Arabi
- Country of origin: Iran, Iraq
- Use: Meat

Traits
- Weight: Male: 53.5 kg (120 lb); Female: 38.2 kg (84 lb);
- Height: Male: 81.2 cm (32 in); Female: 71.6 cm (28 in);
- Wool color: White
- Face color: White
- Horn status: Rams have horns, ewes are polled (hornless)

Notes
- Adapted to extreme temperatures and conditions

= Arabi sheep =

Breed of sheep

Arabi is a domesticated breed of fat-tailed sheep from southwestern Iran, southern Iraq and northeastern Arabia and Egypt. Though it does grow wool, it is primarily raised for meat.

==Characteristics==
The Arabi rams have horns and the ewes are polled (hornless). This breed is the foundation stock for the Wooled Persian of South Africa.

It is very likely that the Arabi descends from ancient imports from Arabia, brought across the narrow Bal-el-Mandeb Straits at the mouth of the Red Sea. This breed has adapted to extreme temperatures and conditions. Within the foothills of Iraq, Kuwait and Saudi Arabia, summer temperatures rise to 41 C and winter temperatures down to -26 C with less than 400 mm rain. From 1990 to 2000, the population of the Arabi increased from 1.4 million to 1.5 million.

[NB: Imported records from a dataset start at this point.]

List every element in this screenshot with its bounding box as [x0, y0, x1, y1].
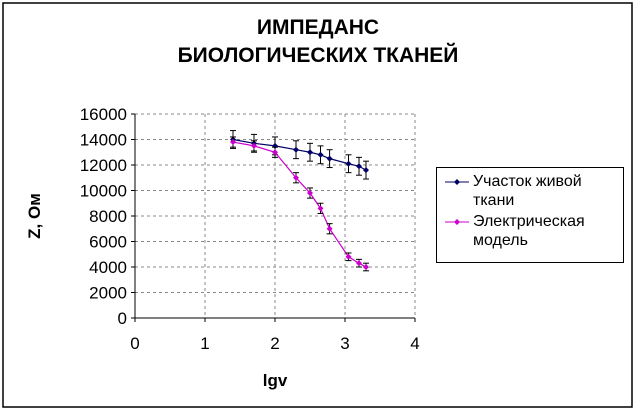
marker — [251, 142, 257, 149]
y-tick-label: 12000 — [80, 156, 127, 175]
marker — [356, 163, 362, 170]
legend-swatch — [445, 219, 469, 225]
x-tick-label: 0 — [130, 334, 139, 353]
y-tick-label: 8000 — [89, 207, 127, 226]
x-tick-label: 1 — [200, 334, 209, 353]
chart-title: ИМПЕДАНС БИОЛОГИЧЕСКИХ ТКАНЕЙ — [177, 16, 459, 67]
x-tick-label: 2 — [270, 334, 279, 353]
y-tick-label: 16000 — [80, 105, 127, 124]
legend: Участок живой ткани Электрическая модель — [436, 167, 624, 263]
marker — [317, 205, 324, 212]
marker — [230, 139, 236, 146]
marker — [345, 160, 352, 167]
marker — [326, 225, 333, 232]
marker — [326, 155, 333, 162]
legend-swatch — [445, 179, 469, 185]
legend-label: Электрическая модель — [473, 213, 585, 249]
y-tick-label: 6000 — [89, 233, 127, 252]
marker — [307, 190, 313, 197]
marker — [356, 260, 362, 267]
x-tick-label: 3 — [340, 334, 349, 353]
series-line — [232, 141, 367, 268]
legend-label: Участок живой ткани — [473, 173, 582, 209]
marker — [345, 253, 352, 260]
legend-item: Электрическая модель — [443, 212, 619, 250]
marker — [272, 149, 278, 156]
legend-item: Участок живой ткани — [443, 172, 619, 210]
x-axis-label: lgv — [263, 371, 288, 390]
y-axis-label: Z, Ом — [25, 193, 44, 239]
marker — [317, 151, 324, 158]
marker — [293, 174, 299, 181]
y-tick-label: 10000 — [80, 182, 127, 201]
y-tick-label: 4000 — [89, 258, 127, 277]
y-tick-label: 2000 — [89, 284, 127, 303]
y-tick-label: 0 — [118, 309, 127, 328]
series-line — [232, 138, 367, 171]
x-tick-label: 4 — [410, 334, 419, 353]
marker — [293, 146, 299, 153]
title-box: ИМПЕДАНС БИОЛОГИЧЕСКИХ ТКАНЕЙ — [177, 16, 459, 67]
marker — [363, 264, 369, 270]
y-tick-label: 14000 — [80, 131, 127, 150]
marker — [363, 167, 369, 174]
marker — [307, 149, 313, 156]
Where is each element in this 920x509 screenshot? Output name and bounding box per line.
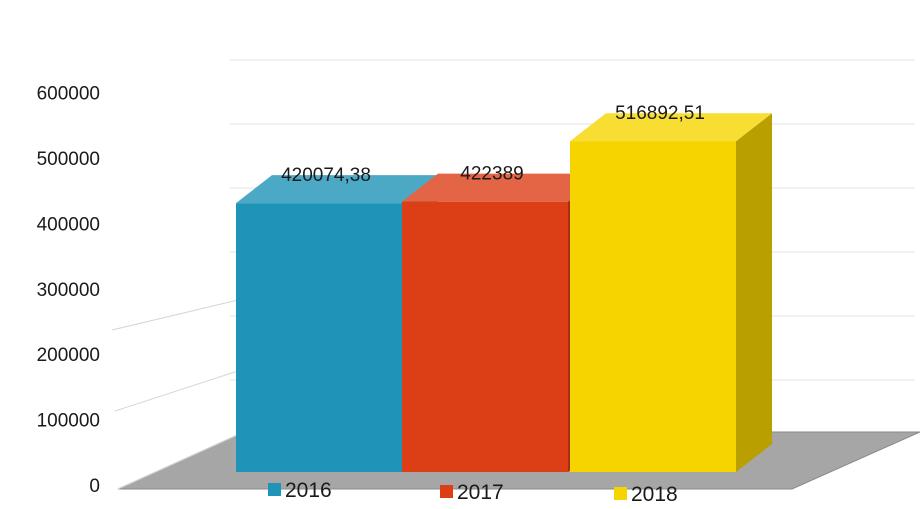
data-label-2018: 516892,51 — [615, 103, 705, 124]
bar-2017-top — [402, 173, 604, 202]
y-tick-label: 300000 — [37, 280, 100, 301]
bar-2018 — [570, 141, 736, 473]
perspective-line — [114, 369, 242, 412]
legend-swatch-2018 — [614, 487, 627, 500]
bar-2018-side — [736, 113, 772, 473]
y-tick-label: 200000 — [37, 345, 100, 366]
legend-label-2018: 2018 — [631, 483, 678, 504]
legend-swatch-2016 — [268, 483, 281, 496]
bar-2016 — [236, 203, 402, 472]
y-tick-label: 400000 — [37, 214, 100, 235]
bar-2017 — [402, 201, 568, 473]
perspective-line — [111, 299, 239, 331]
data-label-2016: 420074,38 — [281, 165, 371, 186]
y-tick-label: 0 — [89, 476, 100, 497]
y-tick-label: 600000 — [37, 84, 100, 105]
y-tick-label: 100000 — [37, 411, 100, 432]
perspective-line — [117, 431, 245, 490]
data-label-2017: 422389 — [460, 164, 523, 185]
legend-label-2017: 2017 — [457, 481, 504, 504]
bar-2018-top — [570, 113, 772, 142]
legend-label-2016: 2016 — [285, 479, 332, 502]
y-tick-label: 500000 — [37, 149, 100, 170]
legend-swatch-2017 — [440, 485, 453, 498]
bar-2016-top — [236, 175, 438, 204]
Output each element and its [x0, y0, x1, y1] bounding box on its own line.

The Arabi is usually white; however, black, brown and black-and-brown coloration can occur. The wool has an average diameter of 26.2 micrometres. The average weight of mature rams is 53.5 kg with an average height at the wither of 81.2 cm. For mature ewes, their average weight is 38.2 kg, 71.6 cm at the withers and provides 1.6 kg of wool per shearing. Birth weight for rams is about 4.4 kg and ewes 4.0 kg. On average, slightly more than one lamb is produced per litter.